I feel like I've been pulled off the battlefield and now I'm sitting at a desk doing intelligence work while the war is raging on outside (to be overly dramatic).
I'm adding way more value on this side though.
I'd say most people on the business side aren't that strong and the skillset you need to be good on the technical side can really transfer over well (although most people on tech side aren't good). Most people struggle to pick up moderately complex topics quickly, are really poor at communicating those concepts and don't even grasp how important sharing information is. Rather than understanding the nature of complexity and the inevitable difficulties in delivering complex work they blame others or hide.
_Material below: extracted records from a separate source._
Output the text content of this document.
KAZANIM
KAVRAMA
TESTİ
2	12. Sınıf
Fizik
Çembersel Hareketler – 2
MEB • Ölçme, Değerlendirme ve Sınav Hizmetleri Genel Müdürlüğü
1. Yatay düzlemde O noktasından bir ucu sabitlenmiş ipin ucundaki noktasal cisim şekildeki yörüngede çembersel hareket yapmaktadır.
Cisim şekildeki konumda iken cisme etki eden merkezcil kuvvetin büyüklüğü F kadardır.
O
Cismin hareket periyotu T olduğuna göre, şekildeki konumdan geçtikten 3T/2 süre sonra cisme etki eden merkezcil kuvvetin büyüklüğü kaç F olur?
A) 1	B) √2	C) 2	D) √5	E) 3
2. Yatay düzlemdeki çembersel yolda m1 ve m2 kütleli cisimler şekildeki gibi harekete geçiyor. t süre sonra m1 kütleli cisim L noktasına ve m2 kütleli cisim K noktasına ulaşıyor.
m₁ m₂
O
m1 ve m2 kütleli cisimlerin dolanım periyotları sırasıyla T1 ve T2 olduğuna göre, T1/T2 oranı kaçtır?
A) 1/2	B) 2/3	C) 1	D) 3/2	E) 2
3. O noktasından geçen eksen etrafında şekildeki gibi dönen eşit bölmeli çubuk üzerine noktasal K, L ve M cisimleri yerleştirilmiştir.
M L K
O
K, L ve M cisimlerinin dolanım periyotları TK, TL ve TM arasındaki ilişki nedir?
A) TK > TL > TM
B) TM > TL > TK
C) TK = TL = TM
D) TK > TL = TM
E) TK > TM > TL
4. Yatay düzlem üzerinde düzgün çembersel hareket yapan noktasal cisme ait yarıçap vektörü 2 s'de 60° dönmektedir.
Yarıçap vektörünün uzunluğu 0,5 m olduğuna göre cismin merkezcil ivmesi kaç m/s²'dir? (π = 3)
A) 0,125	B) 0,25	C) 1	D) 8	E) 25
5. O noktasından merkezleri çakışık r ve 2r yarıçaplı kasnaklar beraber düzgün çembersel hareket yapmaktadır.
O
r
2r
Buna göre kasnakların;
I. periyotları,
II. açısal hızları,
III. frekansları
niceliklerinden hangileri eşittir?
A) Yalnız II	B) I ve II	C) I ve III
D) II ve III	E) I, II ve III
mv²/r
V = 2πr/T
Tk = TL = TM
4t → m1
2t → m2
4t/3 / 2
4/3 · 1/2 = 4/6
I remember years ago a bloke I worked with talked about how he wanted to get a cosy middle manager position and put his feet up. It disgusted me a lot - like, is that what you really want from your career? To just be one of the stuffed shirts. A bit of me feels like I've gone that way but just because staying on the battlefield is insane. You can't last, you either give up and settle into mediocrity or burn out. Most people settle from the start though.
But now I'm doing great work, really making a difference, and the worst wound I'm going to get is a bit of internal politics which I've spent years learning how to get round on the tech side anyway. (Again apologies for the ridiculous warfare analogies.)
I've been on the business side for 20 years. I have enough technical skills to be dangerous & excellent business skills. This's means I am normally referred to as shadow IT but I have carved out a niche as an expert in start ups, putting in processes, systems and BI/analytics.
As the startups get bigger I am considered to be a thorn in the side of any CIO and they come gunning. Like now.